Mana Contemporary and the Ayn Foundation are pleased to present Rammellzee’s ten-part “resin fresco” installation "The Private Collection of the Magistrate" (1982). The work was originally made by the late Afrofuturist visionary for his exhibition at New York’s Gallozzi-La Placa Gallery, and this will be its first public showing since its 1982 debut.

Rammellzee (1960–2010) began his artistic practice in the mid-1970s as a teenage graffiti writer on the New York City subway, becoming part of the emergent street culture of hip-hop, which also incorporated rap and breakdancing. It was primarily through graffiti tagging that Rammellzee aimed to empower those who had traditionally been ignored.

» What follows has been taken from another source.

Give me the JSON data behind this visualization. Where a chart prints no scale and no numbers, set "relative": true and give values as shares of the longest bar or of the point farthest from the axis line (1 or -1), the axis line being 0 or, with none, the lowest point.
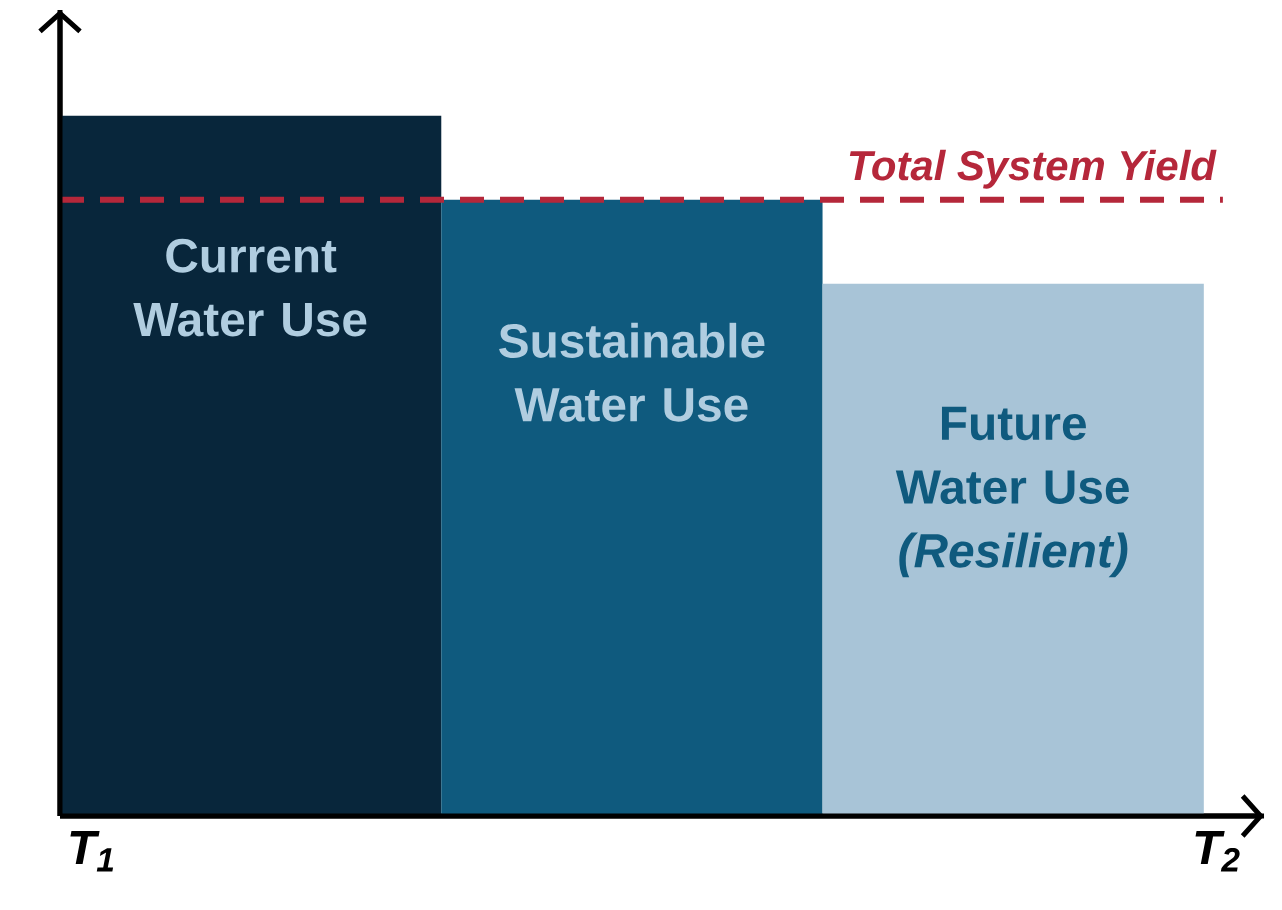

In 1979, the artist published "Ionic Treatise: Gothic Futurism," which outlines a new “wild style” alphabet- ic system derived from gothic lettering. Inspired by an order of medieval monks whose mission was to subvert the hierarchy of those seeking to control language, Rammellzee’s text similarly attempts to democratize the process of communication.

Inside each of "The Private Collection’"s ten cases is one letter of the word magistrate, written in Rammellzee’s own script. The artist describes these letters as having been “dropped from hell—the one place God cannot go.”

Located in the hallway outside the gallery is Rammellzee’s "Mettropposttsizzer Gothicure 107 Hits Light Speed to Break it Down" (1982), which was first exhibited in "Future Futurism" at New York’s Barbara Braathen Gallery in 1986.